The growing implementation of the previously described technology tools, including AI-enhanced elearning software and repositories, can certainly mitigate this problem, allowing organizations to seamlessly share know-how across borders and protect corporate knowledge from disruptions of any kind.

Unfortunately, Deloitte's study also reported that about half of the respondents didn't offer alternative workforce any access to knowledge-sharing platforms and that 67% of the sample still haven’t implemented AI into their knowledge management strategy beyond a small extent.

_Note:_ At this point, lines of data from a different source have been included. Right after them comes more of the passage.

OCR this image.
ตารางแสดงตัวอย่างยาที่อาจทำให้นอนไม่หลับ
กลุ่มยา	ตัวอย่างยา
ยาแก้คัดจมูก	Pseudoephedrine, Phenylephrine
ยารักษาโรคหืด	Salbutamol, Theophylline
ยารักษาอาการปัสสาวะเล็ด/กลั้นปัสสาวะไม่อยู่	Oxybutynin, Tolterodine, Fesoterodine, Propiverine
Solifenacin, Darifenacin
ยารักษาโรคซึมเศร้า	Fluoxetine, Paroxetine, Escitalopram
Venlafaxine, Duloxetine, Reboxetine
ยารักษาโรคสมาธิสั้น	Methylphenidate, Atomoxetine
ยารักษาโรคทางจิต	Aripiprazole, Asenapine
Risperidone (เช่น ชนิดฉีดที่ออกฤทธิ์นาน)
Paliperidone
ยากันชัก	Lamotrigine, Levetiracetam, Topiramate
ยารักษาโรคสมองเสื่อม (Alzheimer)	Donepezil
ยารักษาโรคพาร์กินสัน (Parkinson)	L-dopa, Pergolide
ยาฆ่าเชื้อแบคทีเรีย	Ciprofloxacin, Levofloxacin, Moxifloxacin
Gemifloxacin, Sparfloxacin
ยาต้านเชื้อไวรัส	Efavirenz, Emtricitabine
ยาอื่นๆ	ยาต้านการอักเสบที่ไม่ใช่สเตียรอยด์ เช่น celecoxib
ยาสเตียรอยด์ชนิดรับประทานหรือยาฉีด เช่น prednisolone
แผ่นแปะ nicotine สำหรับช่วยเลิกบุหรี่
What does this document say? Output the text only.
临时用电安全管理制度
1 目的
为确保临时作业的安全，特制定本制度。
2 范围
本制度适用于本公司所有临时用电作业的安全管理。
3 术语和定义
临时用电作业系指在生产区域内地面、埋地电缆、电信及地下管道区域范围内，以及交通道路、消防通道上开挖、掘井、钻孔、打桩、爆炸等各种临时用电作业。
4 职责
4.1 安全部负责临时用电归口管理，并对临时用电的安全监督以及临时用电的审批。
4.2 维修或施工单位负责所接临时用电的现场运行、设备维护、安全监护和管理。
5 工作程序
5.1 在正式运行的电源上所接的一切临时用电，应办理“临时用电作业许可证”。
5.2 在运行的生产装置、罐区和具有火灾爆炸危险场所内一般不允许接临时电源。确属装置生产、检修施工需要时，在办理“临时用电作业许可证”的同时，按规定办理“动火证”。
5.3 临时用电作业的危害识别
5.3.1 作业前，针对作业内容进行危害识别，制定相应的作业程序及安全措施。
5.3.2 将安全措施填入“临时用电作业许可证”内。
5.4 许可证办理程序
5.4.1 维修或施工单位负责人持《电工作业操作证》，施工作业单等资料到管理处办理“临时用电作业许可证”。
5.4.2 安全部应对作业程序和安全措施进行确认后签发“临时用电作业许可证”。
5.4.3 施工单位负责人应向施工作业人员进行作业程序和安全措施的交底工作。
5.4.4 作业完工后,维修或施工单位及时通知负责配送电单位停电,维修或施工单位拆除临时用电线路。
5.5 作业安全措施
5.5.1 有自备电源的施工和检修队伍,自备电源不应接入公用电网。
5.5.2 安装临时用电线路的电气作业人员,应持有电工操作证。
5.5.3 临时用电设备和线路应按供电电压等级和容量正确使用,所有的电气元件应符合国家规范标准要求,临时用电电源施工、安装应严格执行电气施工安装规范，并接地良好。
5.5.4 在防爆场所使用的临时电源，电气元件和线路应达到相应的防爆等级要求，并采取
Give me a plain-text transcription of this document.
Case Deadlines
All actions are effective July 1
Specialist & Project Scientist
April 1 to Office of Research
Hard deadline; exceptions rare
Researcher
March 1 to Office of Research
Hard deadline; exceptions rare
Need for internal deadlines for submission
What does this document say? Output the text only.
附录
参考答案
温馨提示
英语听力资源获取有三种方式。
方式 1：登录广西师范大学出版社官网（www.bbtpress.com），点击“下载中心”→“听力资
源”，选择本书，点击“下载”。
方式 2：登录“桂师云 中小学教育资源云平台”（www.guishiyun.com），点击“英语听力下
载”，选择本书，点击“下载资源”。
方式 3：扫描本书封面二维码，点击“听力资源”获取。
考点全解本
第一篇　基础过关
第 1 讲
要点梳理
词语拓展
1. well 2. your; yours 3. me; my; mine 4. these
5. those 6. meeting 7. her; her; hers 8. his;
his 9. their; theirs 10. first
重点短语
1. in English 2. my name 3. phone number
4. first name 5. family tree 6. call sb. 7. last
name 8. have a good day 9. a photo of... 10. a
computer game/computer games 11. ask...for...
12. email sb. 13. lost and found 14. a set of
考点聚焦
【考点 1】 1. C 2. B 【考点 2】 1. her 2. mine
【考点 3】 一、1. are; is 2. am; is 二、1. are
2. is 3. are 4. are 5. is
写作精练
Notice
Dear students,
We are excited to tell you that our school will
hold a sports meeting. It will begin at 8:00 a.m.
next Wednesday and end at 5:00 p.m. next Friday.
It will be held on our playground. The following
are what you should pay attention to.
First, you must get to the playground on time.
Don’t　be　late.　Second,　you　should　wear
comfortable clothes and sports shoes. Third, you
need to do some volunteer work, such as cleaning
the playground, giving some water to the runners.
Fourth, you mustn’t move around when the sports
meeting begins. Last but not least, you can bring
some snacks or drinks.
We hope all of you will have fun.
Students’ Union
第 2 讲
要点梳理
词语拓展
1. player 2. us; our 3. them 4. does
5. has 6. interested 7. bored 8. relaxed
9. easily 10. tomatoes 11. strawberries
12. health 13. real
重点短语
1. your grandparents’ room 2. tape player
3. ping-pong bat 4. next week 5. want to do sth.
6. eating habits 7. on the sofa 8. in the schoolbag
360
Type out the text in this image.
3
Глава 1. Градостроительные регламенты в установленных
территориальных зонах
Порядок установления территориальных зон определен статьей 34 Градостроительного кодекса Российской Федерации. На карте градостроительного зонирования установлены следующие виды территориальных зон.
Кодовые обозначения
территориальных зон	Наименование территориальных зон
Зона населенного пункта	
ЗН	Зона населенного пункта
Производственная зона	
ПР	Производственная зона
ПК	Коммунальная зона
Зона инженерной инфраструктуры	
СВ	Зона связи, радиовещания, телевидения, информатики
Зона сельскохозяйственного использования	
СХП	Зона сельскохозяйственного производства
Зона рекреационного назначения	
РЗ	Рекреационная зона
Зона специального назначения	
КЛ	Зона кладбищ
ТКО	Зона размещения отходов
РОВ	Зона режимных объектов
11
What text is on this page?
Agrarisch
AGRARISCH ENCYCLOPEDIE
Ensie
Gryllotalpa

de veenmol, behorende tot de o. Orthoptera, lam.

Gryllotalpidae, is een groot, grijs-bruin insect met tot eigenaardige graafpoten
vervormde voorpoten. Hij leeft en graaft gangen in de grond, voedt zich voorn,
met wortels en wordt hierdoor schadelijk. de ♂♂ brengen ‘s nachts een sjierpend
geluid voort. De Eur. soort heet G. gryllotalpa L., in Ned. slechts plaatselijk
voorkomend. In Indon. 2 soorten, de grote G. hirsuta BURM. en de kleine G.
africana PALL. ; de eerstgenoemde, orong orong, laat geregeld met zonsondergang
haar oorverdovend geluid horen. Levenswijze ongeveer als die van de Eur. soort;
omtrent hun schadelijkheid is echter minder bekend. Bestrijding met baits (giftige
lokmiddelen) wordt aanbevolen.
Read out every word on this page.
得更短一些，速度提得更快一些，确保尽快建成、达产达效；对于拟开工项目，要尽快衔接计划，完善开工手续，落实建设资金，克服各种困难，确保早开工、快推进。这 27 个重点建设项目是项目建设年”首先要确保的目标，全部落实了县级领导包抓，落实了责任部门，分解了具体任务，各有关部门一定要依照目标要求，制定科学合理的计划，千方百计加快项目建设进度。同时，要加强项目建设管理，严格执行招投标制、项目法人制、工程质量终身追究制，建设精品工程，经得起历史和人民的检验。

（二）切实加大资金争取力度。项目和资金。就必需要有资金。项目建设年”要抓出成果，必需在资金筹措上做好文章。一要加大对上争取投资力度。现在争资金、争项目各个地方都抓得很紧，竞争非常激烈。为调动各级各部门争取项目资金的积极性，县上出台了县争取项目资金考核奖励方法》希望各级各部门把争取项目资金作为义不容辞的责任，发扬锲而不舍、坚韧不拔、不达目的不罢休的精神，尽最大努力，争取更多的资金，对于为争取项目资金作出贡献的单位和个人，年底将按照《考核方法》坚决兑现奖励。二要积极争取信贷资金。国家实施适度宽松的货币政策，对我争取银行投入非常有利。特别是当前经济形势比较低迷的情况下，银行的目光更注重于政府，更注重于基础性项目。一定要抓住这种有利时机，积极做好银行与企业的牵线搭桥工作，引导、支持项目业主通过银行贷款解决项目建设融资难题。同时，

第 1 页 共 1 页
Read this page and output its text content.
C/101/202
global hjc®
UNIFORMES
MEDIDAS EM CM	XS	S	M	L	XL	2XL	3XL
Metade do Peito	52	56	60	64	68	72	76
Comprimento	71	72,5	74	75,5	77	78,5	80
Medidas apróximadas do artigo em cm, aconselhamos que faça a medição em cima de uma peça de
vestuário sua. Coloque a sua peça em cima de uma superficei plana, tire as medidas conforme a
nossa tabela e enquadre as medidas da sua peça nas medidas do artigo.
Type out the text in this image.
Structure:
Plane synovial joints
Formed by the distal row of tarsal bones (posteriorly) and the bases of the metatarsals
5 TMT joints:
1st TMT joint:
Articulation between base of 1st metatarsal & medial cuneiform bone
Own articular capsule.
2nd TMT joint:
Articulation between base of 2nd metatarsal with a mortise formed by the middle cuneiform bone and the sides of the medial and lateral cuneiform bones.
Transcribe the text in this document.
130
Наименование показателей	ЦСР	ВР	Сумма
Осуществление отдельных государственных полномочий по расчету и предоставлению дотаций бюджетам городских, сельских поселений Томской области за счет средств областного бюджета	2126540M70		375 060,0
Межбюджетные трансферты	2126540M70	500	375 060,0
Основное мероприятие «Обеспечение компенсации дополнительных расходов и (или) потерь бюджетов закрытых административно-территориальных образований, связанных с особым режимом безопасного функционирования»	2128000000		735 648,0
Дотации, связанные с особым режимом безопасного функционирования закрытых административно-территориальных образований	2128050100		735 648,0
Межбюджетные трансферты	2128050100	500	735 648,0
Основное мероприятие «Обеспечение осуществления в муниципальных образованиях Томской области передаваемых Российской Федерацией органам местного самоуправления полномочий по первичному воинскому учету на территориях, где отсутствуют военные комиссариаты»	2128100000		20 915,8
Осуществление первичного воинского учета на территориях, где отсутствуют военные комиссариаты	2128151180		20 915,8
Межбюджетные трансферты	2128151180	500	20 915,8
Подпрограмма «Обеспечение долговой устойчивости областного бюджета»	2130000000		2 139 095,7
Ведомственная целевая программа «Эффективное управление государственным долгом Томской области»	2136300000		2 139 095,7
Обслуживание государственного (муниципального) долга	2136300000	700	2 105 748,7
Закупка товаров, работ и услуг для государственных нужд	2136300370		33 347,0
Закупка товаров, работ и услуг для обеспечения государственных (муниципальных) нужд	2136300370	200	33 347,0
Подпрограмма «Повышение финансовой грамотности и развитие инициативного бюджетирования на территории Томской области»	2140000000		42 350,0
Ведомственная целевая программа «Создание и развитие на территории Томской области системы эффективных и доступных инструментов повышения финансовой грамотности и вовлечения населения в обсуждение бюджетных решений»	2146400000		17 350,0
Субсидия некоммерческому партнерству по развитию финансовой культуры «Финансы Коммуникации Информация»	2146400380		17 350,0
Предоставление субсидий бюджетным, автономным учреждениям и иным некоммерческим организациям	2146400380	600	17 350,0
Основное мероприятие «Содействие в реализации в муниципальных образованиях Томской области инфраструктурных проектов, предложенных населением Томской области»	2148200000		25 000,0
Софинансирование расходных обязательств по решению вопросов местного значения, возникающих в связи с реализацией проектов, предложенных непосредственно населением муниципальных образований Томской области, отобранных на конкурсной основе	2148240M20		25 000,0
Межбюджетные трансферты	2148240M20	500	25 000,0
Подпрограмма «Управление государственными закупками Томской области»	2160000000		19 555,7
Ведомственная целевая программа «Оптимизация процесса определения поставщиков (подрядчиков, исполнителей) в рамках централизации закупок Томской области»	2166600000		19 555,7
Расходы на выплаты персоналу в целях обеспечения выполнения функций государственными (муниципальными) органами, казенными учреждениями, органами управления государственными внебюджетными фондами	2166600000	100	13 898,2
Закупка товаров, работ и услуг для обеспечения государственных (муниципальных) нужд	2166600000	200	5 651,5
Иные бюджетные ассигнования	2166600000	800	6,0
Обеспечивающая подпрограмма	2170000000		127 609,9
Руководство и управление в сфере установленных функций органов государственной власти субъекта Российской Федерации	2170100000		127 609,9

In simple terms? Organizations still have much to do to both modernize their knowledge management systems and properly leverage these tools on the ground.

AI implementation in knowledge management

The human factor

As we learned from The Lord of the Rings, giving others something precious may be the right thing, but it's not necessarily the easiest thing. This is as true for rings of power as it is for knowledge. Indeed, many employees tend to perceive their know-how as an asset to safeguard instead of a resource to share with their peers.

Deloitte's European Workforce Survey would seem to disprove such a pessimistic view, given that only 6% of respondents claimed to rarely share their knowledge. However, the report also pointed out that about a quarter of the professionals interviewed considered the information received to be inaccurate or of little value. On the other hand, the share of employees giving excellent feedback is only 8-9%. Summing up, employees technically share their knowledge but without putting too much effort into it.

Employees’ perception of shared information by value and accuracy

How to fix this issue? An answer comes from the same study, which highlighted how respondents, especially in the younger age group, mostly see knowledge sharing as beneficial to their careers, while older workers are guided by altruistic considerations.

If knowledge sharing is perceived as a potential professional advantage in terms of career advancement, it can be fostered with rewards and incentives. Are enterprises doing so? Not so well, since Deloitte's Global Human Capital Trends research showed that a lack of incentives is the second biggest barrier to effective knowledge management, right after the presence of organizational silos.

Solving these structural and motivational problems is not an easy task, but recognizing the value of personal knowledge sharing initiatives and systematically integrating knowledge communities and other best practices into your organizational structure and corporate workflows can help transform knowledge transfer into a routine of sorts.

Knowledge is power, maybe

Knowledge represents an invaluable asset but, unlike other resources available to corporations and public institutions (such as money), it's difficult to frame due to its "ethereal" nature and even more challenging to manage, especially within a distributed workforce. At the same time, many organizations tend to neglect its essential role in business success.

However, this trend is set to change given the growing importance of a solid knowledge management strategy for competing in a digitalized global market more and more driven by big data. Implementing techniques and tools to distribute knowledge while promoting a corporate culture focused on knowledge sharing and collaboration might be the key to enhancing business performance and, why not, creating a much more enjoyable workplace for everyone. After all, they say that sharing is caring. Why should knowledge sharing be different?